Two issues need to be addressed on the correlation matrix. First, the comparison between the OSD and OI is at one particular instant in time. The B matrix used in the OI is based only on distance. Second, in the covariance matrix-based methods, when the covariance matrix is fixed once and for all, it is well-known that the very first data assimilation cycle is doing well, but subsequent cycles are less effective because the remaining error has a tendency to be orthogonal to the directions of the covariance matrix. In the OSD method, the correction is based on spectral functions (i.e., basis functions) chosen once-and-for all. More sophisticated, flow-based covariance matrix will allow OI to perform much better.
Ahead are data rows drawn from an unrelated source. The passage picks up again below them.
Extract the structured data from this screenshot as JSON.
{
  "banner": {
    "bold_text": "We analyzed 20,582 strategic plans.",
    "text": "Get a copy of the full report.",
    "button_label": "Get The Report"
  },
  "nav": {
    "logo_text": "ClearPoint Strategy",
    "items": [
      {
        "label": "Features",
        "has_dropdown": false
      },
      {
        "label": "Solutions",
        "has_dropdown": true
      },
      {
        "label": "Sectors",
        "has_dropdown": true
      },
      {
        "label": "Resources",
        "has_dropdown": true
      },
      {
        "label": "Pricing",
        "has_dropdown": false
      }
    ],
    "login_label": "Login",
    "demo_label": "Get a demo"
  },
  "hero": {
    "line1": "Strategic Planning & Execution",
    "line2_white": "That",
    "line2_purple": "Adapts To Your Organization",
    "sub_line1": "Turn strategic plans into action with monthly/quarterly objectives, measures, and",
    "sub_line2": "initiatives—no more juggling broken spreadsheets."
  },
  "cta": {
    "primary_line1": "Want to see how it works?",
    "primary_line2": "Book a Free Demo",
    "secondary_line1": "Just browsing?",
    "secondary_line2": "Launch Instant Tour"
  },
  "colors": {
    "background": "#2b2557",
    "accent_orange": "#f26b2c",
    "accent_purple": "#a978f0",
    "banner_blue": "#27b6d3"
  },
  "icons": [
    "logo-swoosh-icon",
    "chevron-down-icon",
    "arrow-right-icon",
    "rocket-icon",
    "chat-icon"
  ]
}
Further verification and validation under real-time ocean conditions are needed to verify the quality of OSD in time cycles and to compare between OSD and OI methods.

In the two test cases (large and small eddy fields), it is clear that the optimal mode truncation K OPT (around 6 for the large eddy field and around 60 for the small eddy field) are very closed to the number of eigenvectors required to represent the truth field (Fig. 4). This shows the capability of the steep-descending mode truncation. However, the performance of the method for the truth field is a mixture of large and small scales in different parts of the domains needs to be further investigated.